Для русского писателя, привыкшего к опеке ревнивой власти, снисходительная рассеянность демократии — тяжелое испытание. Открыто об этом осмелился заявить лишь задиристый, похожий, как писал Довлатов, на “помесь тореадора с быком”, Лев Халиф. В Нью-Йорке он поселился на такой далекой окраине, что с друзьями выпивал по телефону. О его злой и смешной книжке “ЦДЛ” Сергей отзывался тепло, в tom числе и в стихах:
Верните книгу, Саша с Петей,
иметь такую книгу — честь!
Я прославлял ее в газете,
теперь хочу ее прочесть.
Халиф вызвал возмущение, когда публично пожаловался, что в России его замечал хоть КГБ. Особенно негодовала та часть эмиграции, которую больше волновал ОБХСС.
Еще Бродского и Довлатова сближали стихи.

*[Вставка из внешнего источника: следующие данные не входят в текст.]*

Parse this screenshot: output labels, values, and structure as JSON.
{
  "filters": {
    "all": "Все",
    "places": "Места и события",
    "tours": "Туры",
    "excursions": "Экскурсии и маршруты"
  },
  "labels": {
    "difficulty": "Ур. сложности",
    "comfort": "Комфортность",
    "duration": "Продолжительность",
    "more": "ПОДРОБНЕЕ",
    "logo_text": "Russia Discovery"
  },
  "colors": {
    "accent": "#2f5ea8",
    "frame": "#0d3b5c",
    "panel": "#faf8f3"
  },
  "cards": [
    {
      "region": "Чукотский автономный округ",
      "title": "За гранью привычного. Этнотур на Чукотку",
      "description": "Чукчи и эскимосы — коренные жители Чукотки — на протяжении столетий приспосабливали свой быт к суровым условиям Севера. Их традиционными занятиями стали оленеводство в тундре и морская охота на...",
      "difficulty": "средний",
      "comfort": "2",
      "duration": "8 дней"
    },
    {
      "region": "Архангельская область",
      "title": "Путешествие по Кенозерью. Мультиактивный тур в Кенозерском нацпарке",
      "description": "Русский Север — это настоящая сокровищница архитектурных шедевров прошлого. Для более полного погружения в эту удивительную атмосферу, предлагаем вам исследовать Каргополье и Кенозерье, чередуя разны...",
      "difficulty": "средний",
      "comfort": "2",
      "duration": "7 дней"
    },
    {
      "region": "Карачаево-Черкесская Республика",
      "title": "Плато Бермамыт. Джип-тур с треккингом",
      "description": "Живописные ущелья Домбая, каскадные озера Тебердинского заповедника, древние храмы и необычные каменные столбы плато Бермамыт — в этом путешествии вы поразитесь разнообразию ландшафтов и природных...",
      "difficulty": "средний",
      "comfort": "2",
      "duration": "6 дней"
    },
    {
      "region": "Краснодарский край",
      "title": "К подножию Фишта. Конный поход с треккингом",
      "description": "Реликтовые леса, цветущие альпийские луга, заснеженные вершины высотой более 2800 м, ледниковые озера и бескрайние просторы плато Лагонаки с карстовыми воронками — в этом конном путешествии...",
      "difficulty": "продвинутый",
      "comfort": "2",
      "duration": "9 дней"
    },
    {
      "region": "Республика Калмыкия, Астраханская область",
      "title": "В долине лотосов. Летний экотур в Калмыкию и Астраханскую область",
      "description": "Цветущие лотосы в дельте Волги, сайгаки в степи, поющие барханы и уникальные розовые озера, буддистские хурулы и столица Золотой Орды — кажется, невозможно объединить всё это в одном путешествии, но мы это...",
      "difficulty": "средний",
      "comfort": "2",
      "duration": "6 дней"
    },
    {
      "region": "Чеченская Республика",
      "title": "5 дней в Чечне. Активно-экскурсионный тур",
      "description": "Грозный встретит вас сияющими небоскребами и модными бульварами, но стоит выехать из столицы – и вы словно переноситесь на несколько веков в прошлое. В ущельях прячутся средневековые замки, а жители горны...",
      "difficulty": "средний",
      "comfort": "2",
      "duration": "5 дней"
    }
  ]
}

Бродский прямо утверждал, что довлатовские рассказы “написаны, как стихотворения”.
Я не уверен, что это так. Скорее его рассказы появились на обратном пути от стихов к прозе.
Поэзия сгущает реальность, отчего та начинает жить по своим законам, отменяющим пространство и время, структуру и иерархию. Информационная среда уплотняется до состояния сверхпроводимости, при котором все соединяется со всем. В таком состоянии ничего не может быть случайным. Тут не может быть ошибки. Бессмысленно спрашивать, правильно ли выбрано слово. Если оно сказано, значит — верно.
У Фроста есть стихотворение о том, почему в лесу встречаются согнутые березы. Это происходит оттого, объясняет он, что на них качаются мальчишки. Забираются до самой вершины и своим весом нагибают ствол до земли. Карабкаться по черным сучьям белого ствола — все равно что ползти вверх по строчкам стихов на бумаге. Идти не на небо, а по направлению к небу. Чем тоньше ветка-материя, тем неизбежнее она нас приземляет. В этом путешествии поэт и поэзия, поэт и язык, поэт и действительность становятся союзниками, как в вальсе. Искусство поэта в том, чтобы использовать неподатливость материала. Там, где материя — по Чехову — истончается до символа, пространство закукливается, сворачивается. За ним ничего нет. Кривизна поэтического континуума — свойство его физики. Рано или поздно береза кончится. Но дерзость поэтической игры в том, чтобы забраться как можно дальше. Умная мера сочетает дерзость с расчетом, отвагу с разумом, дисциплину с азартом. Те, кто поднялся слишком высоко, падают, не рассказав, как там было. К тому же они проделали только полпути. Суть же в том, чтобы — туда и обратно.